The examples below demonstrate these caveats:

# Database schema
create_table("users") do |t|
  t.string :name
  t.jsonb :extra
end

class RawUser < ActiveRecord::Base
  self.table_name = "users"
end

class User < ActiveRecord::Base
  attribute :name, :string, default: "Joe"
  store_attribute :extra, :expired_at, :date, default: -> { 2.days.from_now }
end

Date.current #=> 2022-03-17

user = User.new
user.name #=> "Joe"
user.expired_at #=> 2022-03-19
user.save!

raw_user = RawUser.find(user.id)
raw_user.name #=> "Joe"
raw_user.expired_at #=> 2022-03-19

another_raw_user = RawUser.create!
another_user = User.find(another_raw_user.id)

another_user.name #=> nil
another_user.expired_at #=> nil

By default, Store Attribute returns the default value even when the record is persisted but the attribute name is not present:

user = User.create!(extra: {})
user.expired_at #=> 2022-03-19

You can disable this behaviour by setting the store_attribute_unset_values_fallback_to_default class option to false in your model:

class User < ApplicationRecord
  self.store_attribute_unset_values_fallback_to_default = false
end

user = User.create!(extra: {})
user.expired_at #=> nil

You can also configure the global default for this option in an initializer or application configuration:

# config/initializers/store_attribute.rb
# # or
# config/application.rb
StoreAttribute.store_attribute_unset_values_fallback_to_default = false

Bug reports and pull requests are welcome on GitHub at https://github.com/palkan/store_attribute.

For local development, you'll need PostgreSQL up and running.
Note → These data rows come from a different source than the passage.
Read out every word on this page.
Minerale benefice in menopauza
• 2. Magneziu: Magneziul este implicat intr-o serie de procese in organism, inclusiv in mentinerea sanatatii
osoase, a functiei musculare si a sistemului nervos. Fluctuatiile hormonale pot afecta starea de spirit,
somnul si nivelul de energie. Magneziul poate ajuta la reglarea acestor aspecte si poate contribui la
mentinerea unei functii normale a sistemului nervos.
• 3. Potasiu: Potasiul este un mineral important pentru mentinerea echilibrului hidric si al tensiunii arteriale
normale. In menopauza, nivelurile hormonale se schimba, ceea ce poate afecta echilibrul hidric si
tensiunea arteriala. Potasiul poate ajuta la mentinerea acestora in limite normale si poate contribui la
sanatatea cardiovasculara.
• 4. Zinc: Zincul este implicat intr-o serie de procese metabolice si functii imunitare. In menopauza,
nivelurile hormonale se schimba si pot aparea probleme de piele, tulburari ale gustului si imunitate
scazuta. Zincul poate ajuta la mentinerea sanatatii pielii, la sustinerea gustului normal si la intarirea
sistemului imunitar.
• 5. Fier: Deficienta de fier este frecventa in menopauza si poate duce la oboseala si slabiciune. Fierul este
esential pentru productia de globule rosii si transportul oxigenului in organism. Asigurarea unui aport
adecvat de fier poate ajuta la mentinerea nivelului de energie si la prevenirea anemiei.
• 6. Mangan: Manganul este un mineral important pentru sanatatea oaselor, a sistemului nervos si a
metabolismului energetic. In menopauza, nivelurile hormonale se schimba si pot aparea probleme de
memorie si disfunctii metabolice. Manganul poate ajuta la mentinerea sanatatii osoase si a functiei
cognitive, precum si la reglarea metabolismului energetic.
You can either install it on your host machine or run via Docker as follows:

docker run --name store_attribute_postgres -e POSTGRES_HOST_AUTH_METHOD=trust -e POSTGRES_USER=$USER -e POSTGRES_PASSWORD=postgres -p 5432:5432 -d postgres
docker exec -it store_attribute_postgres createdb -U $USER store_attribute_test

The gem is available as open source under the terms of the MIT License.